Consequentemente, na maioria dos casos, isso significa que apelamos ainda mais para uma alimentação nada saudável. Um relatório de 2021 do The Global Nutrition Report (GNR) revelou que 48% da população mundial sofre de má nutrição relacionada a uma dieta recheada de alimentos ultraprocessados. A análise também descobriu que 40% dos adultos (2,2 bilhões de pessoas) estão com sobrepeso ou obesos. As "mortes evitáveis", oriundas de dietas pobres, cresceram 15% desde 2010, se tornando agora responsáveis por um quarto de todas as mortes de adultos.

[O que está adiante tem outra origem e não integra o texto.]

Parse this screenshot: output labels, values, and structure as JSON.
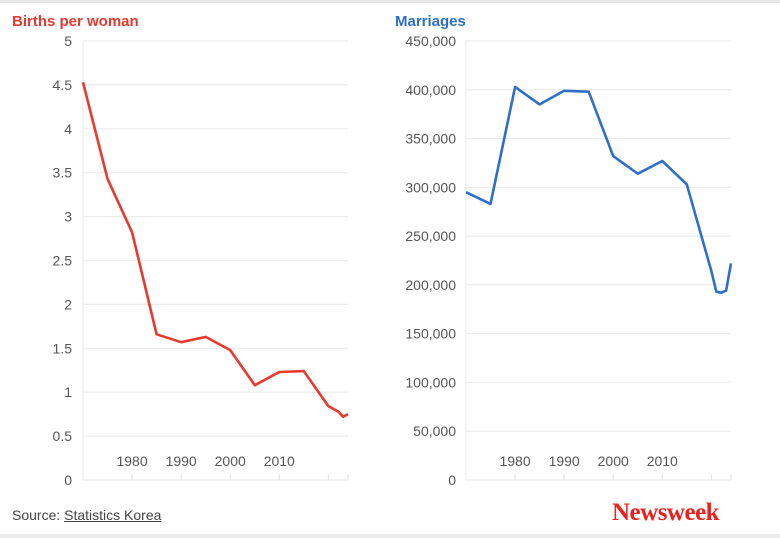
{
  "chart_data": [
    {
      "type": "line",
      "title": "Births per woman",
      "color": "#e8392f",
      "xlim": [
        1970,
        2024
      ],
      "ylim": [
        0,
        5
      ],
      "yticks": [
        "0",
        "0.5",
        "1",
        "1.5",
        "2",
        "2.5",
        "3",
        "3.5",
        "4",
        "4.5",
        "5"
      ],
      "ytick_values": [
        0,
        0.5,
        1,
        1.5,
        2,
        2.5,
        3,
        3.5,
        4,
        4.5,
        5
      ],
      "xticks": [
        "1980",
        "1990",
        "2000",
        "2010"
      ],
      "xtick_values": [
        1980,
        1990,
        2000,
        2010
      ],
      "grid": true,
      "x": [
        1970,
        1975,
        1980,
        1985,
        1990,
        1995,
        2000,
        2005,
        2010,
        2015,
        2020,
        2021,
        2022,
        2023,
        2024
      ],
      "y": [
        4.53,
        3.43,
        2.82,
        1.66,
        1.57,
        1.63,
        1.48,
        1.08,
        1.23,
        1.24,
        0.84,
        0.81,
        0.78,
        0.72,
        0.75
      ]
    },
    {
      "type": "line",
      "title": "Marriages",
      "color": "#2f6fc6",
      "xlim": [
        1970,
        2024
      ],
      "ylim": [
        0,
        450000
      ],
      "yticks": [
        "0",
        "50,000",
        "100,000",
        "150,000",
        "200,000",
        "250,000",
        "300,000",
        "350,000",
        "400,000",
        "450,000"
      ],
      "ytick_values": [
        0,
        50000,
        100000,
        150000,
        200000,
        250000,
        300000,
        350000,
        400000,
        450000
      ],
      "xticks": [
        "1980",
        "1990",
        "2000",
        "2010"
      ],
      "xtick_values": [
        1980,
        1990,
        2000,
        2010
      ],
      "grid": true,
      "x": [
        1970,
        1975,
        1980,
        1985,
        1990,
        1995,
        2000,
        2005,
        2010,
        2015,
        2020,
        2021,
        2022,
        2023,
        2024
      ],
      "y": [
        295000,
        283000,
        403000,
        385000,
        399000,
        398000,
        332000,
        314000,
        327000,
        303000,
        214000,
        193000,
        192000,
        194000,
        222000
      ]
    }
  ],
  "footer": {
    "source_label": "Source:",
    "source_link": "Statistics Korea",
    "logo": "Newsweek"
  }
}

Pode parecer exagero dizer que faz mal optar por um miojo ou hambúrguer de fast food durante o horário de almoço, mas eles são responsáveis por matar em média 57 mil pessoas por ano no Brasil, conforme um estudo feito pela Universidade Federal de São Paulo (Unifesp), Universidade de São Paulo (USP) e Universidad de Santigo de Chile.
O que vale ressaltar, porém, é que a presença cada vez maior desse tipo de alimento em nosso cotidiano não é culpa da falta de tempo, mas de uma verdadeira tirania imposta pela indústria alimentícia de ultraprocessados.
(Fonte:GettyImages/Reprodução)
Alimentos processados fazem parte da dieta humana há pelo menos 250 mil anos, quando começamos a usar o fogo para cozinhar, melhorando a digestibilidade e a palatabilidade dos alimentos e dando mais segurança para quem os ingere. O homem pré-histórico percebeu que a comida durava mais quando cozida, podendo ser armazenada por alguns dias dependendo do seu tipo.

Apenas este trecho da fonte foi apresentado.